This post is part of the Yale Journal of International Law Volume 37, Issue 2 symposium. Other posts in this series can be found in the related posts below.
Margaux J. Hall is a Consultant in the Justice Reform Practice Group of the World Bank's Legal Vice Presidency. She is based in Freetown, Sierra Leone. David C. Weiss is an Associate in the Antitrust and Competition practice group at Skadden, Arps, Slate, Meagher & Flom LLP in New York.
All views expressed herein are the authors' own.
We would first like to thank the
Yale Journal of International Law and Opinio Juris for making possible this online symposium on our recent article,
Avoiding Adaptation Apartheid: Climate Change Adaptation and Human Rights Law.
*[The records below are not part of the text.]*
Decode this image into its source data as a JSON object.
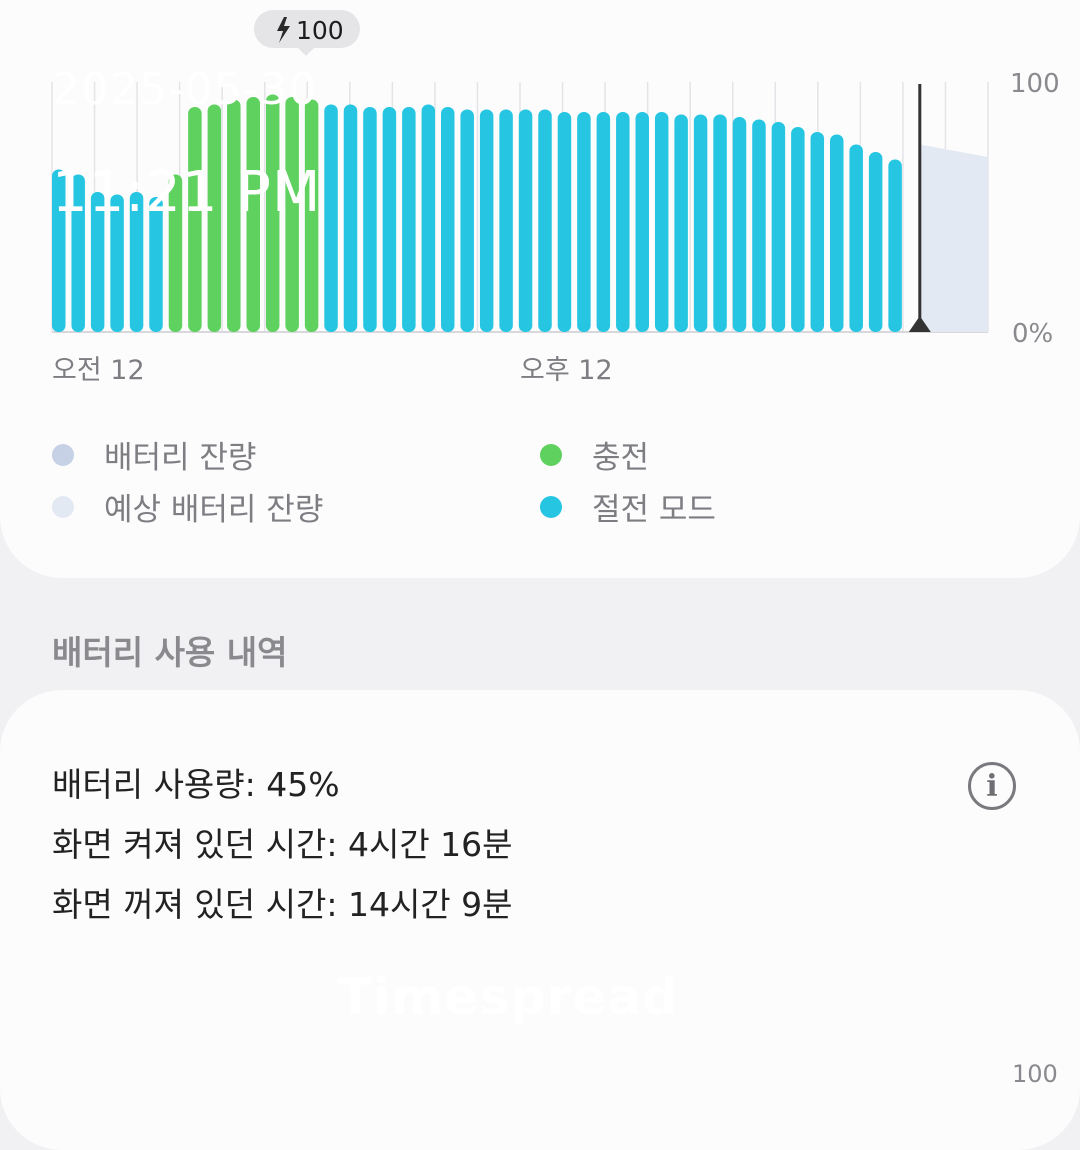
{
  "chart_data": {
    "type": "bar",
    "y_ticks": [
      "100",
      "0%"
    ],
    "x_ticks": [
      "오전 12",
      "오후 12"
    ],
    "ylim": [
      0,
      100
    ],
    "callout": "100",
    "values": [
      65,
      63,
      56,
      55,
      56,
      54,
      63,
      90,
      91,
      93,
      94,
      95,
      94,
      93,
      91,
      91,
      90,
      90,
      90,
      91,
      90,
      89,
      89,
      89,
      89,
      89,
      88,
      88,
      88,
      88,
      88,
      88,
      87,
      87,
      87,
      86,
      85,
      84,
      82,
      80,
      79,
      75,
      72,
      69
    ],
    "modes": [
      "s",
      "s",
      "s",
      "s",
      "s",
      "s",
      "c",
      "c",
      "c",
      "c",
      "c",
      "c",
      "c",
      "c",
      "s",
      "s",
      "s",
      "s",
      "s",
      "s",
      "s",
      "s",
      "s",
      "s",
      "s",
      "s",
      "s",
      "s",
      "s",
      "s",
      "s",
      "s",
      "s",
      "s",
      "s",
      "s",
      "s",
      "s",
      "s",
      "s",
      "s",
      "s",
      "s",
      "s"
    ],
    "projected": [
      75,
      70
    ],
    "colors": {
      "charging": "#5ed15e",
      "power_saving": "#26c6e2",
      "remaining": "#c6d1e6",
      "projected": "#e3e9f3"
    }
  },
  "legend": [
    {
      "label": "배터리 잔량",
      "color": "#c6d1e6"
    },
    {
      "label": "예상 배터리 잔량",
      "color": "#e3e9f3"
    },
    {
      "label": "충전",
      "color": "#5ed15e"
    },
    {
      "label": "절전 모드",
      "color": "#26c6e2"
    }
  ],
  "section_title": "배터리 사용 내역",
  "usage": {
    "battery_used": "배터리 사용량: 45%",
    "screen_on": "화면 켜져 있던 시간: 4시간 16분",
    "screen_off": "화면 꺼져 있던 시간: 14시간 9분"
  },
  "overlay": {
    "date": "2025-05-30",
    "time": "11:21 PM",
    "watermark": "Timespread"
  },
  "next_chart_tick": "100"
}
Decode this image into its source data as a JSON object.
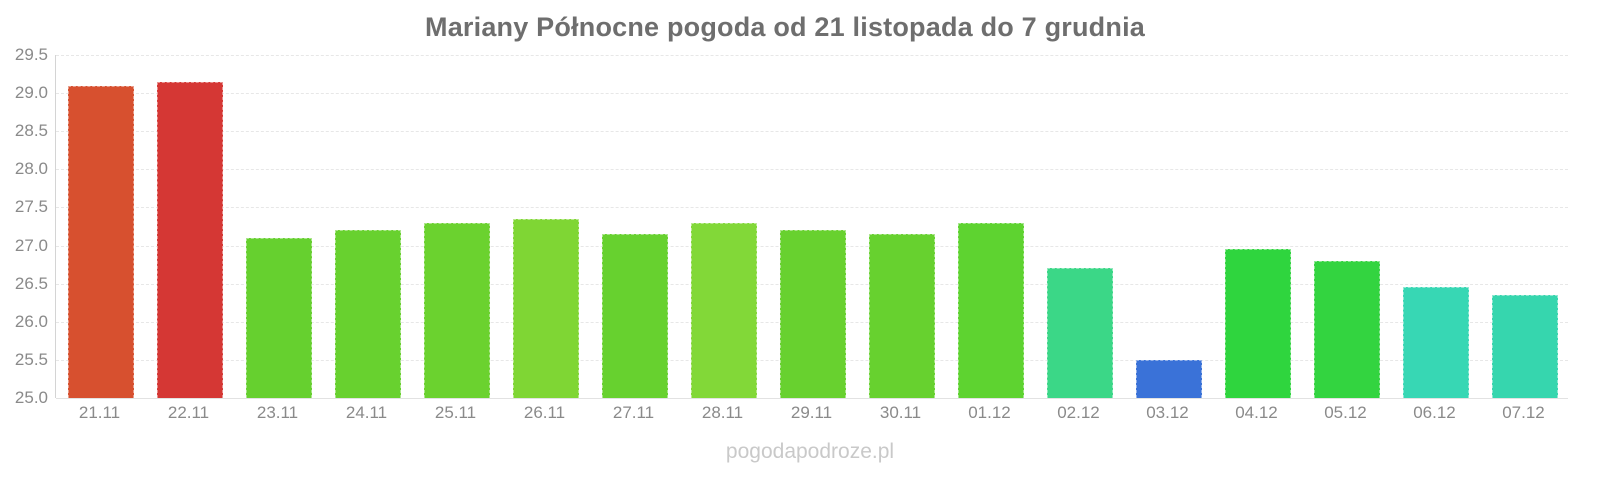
{
  "title": "Mariany Północne pogoda od 21 listopada do 7 grudnia",
  "footer": "pogodapodroze.pl",
  "chart_data": {
    "type": "bar",
    "title": "Mariany Północne pogoda od 21 listopada do 7 grudnia",
    "xlabel": "",
    "ylabel": "",
    "legend_position": "none",
    "grid": "horizontal-dashed",
    "ylim": [
      25.0,
      29.5
    ],
    "yticks": [
      "29.5",
      "29.0",
      "28.5",
      "28.0",
      "27.5",
      "27.0",
      "26.5",
      "26.0",
      "25.5",
      "25.0"
    ],
    "categories": [
      "21.11",
      "22.11",
      "23.11",
      "24.11",
      "25.11",
      "26.11",
      "27.11",
      "28.11",
      "29.11",
      "30.11",
      "01.12",
      "02.12",
      "03.12",
      "04.12",
      "05.12",
      "06.12",
      "07.12"
    ],
    "values": [
      29.1,
      29.15,
      27.1,
      27.2,
      27.3,
      27.35,
      27.15,
      27.3,
      27.2,
      27.15,
      27.3,
      26.7,
      25.5,
      26.95,
      26.8,
      26.45,
      26.35
    ],
    "colors": [
      "#d7502f",
      "#d53734",
      "#66d02f",
      "#68d12f",
      "#6bd22f",
      "#7fd634",
      "#67d12f",
      "#82d838",
      "#68d12f",
      "#67d12f",
      "#5ed330",
      "#3bd787",
      "#3a72d8",
      "#2fd53e",
      "#33d440",
      "#37d7b4",
      "#36d6ae"
    ]
  }
}
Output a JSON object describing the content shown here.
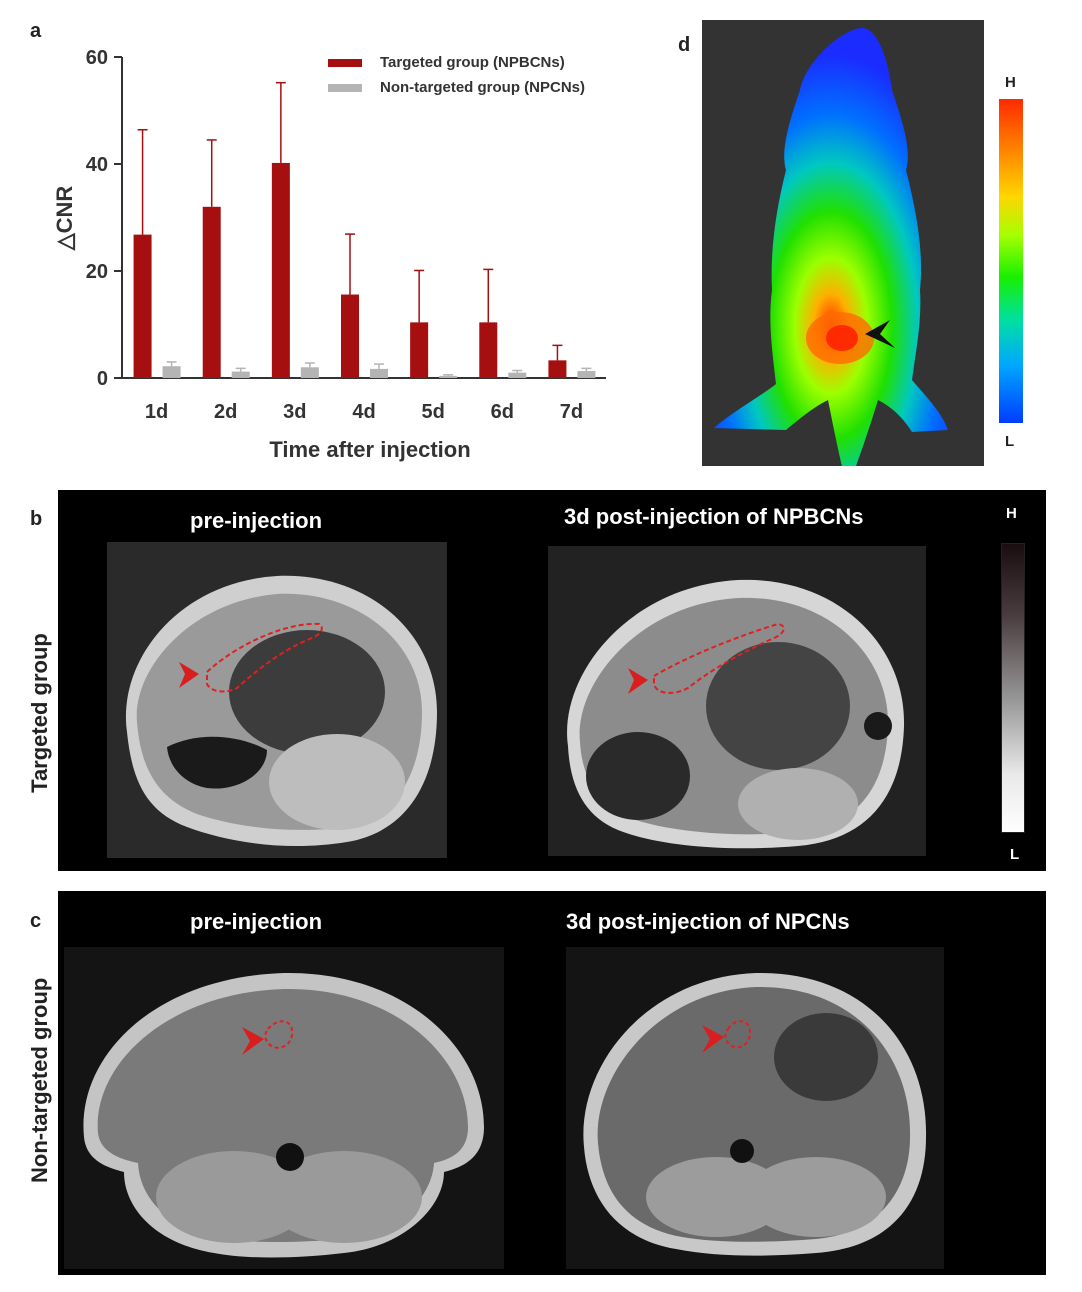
{
  "panels": {
    "a": "a",
    "b": "b",
    "c": "c",
    "d": "d"
  },
  "chart_data": {
    "type": "bar",
    "categories": [
      "1d",
      "2d",
      "3d",
      "4d",
      "5d",
      "6d",
      "7d"
    ],
    "series": [
      {
        "name": "Targeted group (NPBCNs)",
        "color": "#a50f0f",
        "values": [
          26.8,
          32.0,
          40.2,
          15.6,
          10.4,
          10.4,
          3.3
        ],
        "error": [
          19.6,
          12.5,
          15.0,
          11.3,
          9.7,
          9.9,
          2.8
        ]
      },
      {
        "name": "Non-targeted group (NPCNs)",
        "color": "#b4b4b4",
        "values": [
          2.2,
          1.2,
          2.0,
          1.7,
          0.4,
          1.0,
          1.3
        ],
        "error": [
          0.8,
          0.6,
          0.8,
          0.9,
          0.2,
          0.4,
          0.5
        ]
      }
    ],
    "ylabel": "△CNR",
    "xlabel": "Time after injection",
    "ylim": [
      0,
      60
    ],
    "yticks": [
      0,
      20,
      40,
      60
    ],
    "legend": "top-right",
    "grid": false
  },
  "panel_b": {
    "left_title": "pre-injection",
    "right_title": "3d post-injection of NPBCNs",
    "row_label": "Targeted group",
    "colorbar": {
      "high": "H",
      "low": "L"
    }
  },
  "panel_c": {
    "left_title": "pre-injection",
    "right_title": "3d post-injection of NPCNs",
    "row_label": "Non-targeted group"
  },
  "panel_d": {
    "colorbar": {
      "high": "H",
      "low": "L"
    }
  },
  "colors": {
    "roi_outline": "#e02020",
    "arrow_red": "#d81e1e",
    "arrow_black": "#111111"
  }
}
We’re looking forward to the forthcoming discussion.
Our article aims to explain how the international law of human rights can inform the understanding of, and guide policy decisions regarding, climate change adaptation. We argue that, thus far, analyses linking human rights and climate change have focused primarily on mitigation (reducing greenhouse gas emissions to lessen the extent of climate change), giving short shrift to adaptation (responding to actual or expected human and environmental consequences of a changing climate to minimize harm). Legal scholars and practitioners have recognized the difficulty of applying human rights to climate change mitigation: legal duties only extend within territorial boundaries to state actors, and it is difficult to establish that a particular government action or inaction gave rise to harm. But, as our article contends, human rights can and should be a practical tool to address climate change adaptation, which often takes place at the state or community level, and which involves less tenuous causal chains.
Any academic discussion of adaptation should also acknowledge the disproportional effects of climate change on persons who already suffer the most due to poverty, inequality, restrictive economic and socio-cultural settings, and other factors. The international development community often considers these individuals collectively through
Millennium Development Goals and other aggregate targets, but human rights addresses these persons’ individual and group-based needs and entitlements. In essence, bringing humanity to discussions of climate change adaptation, we believe, provides an important normative lens through which to view difficult issues relating to climate change.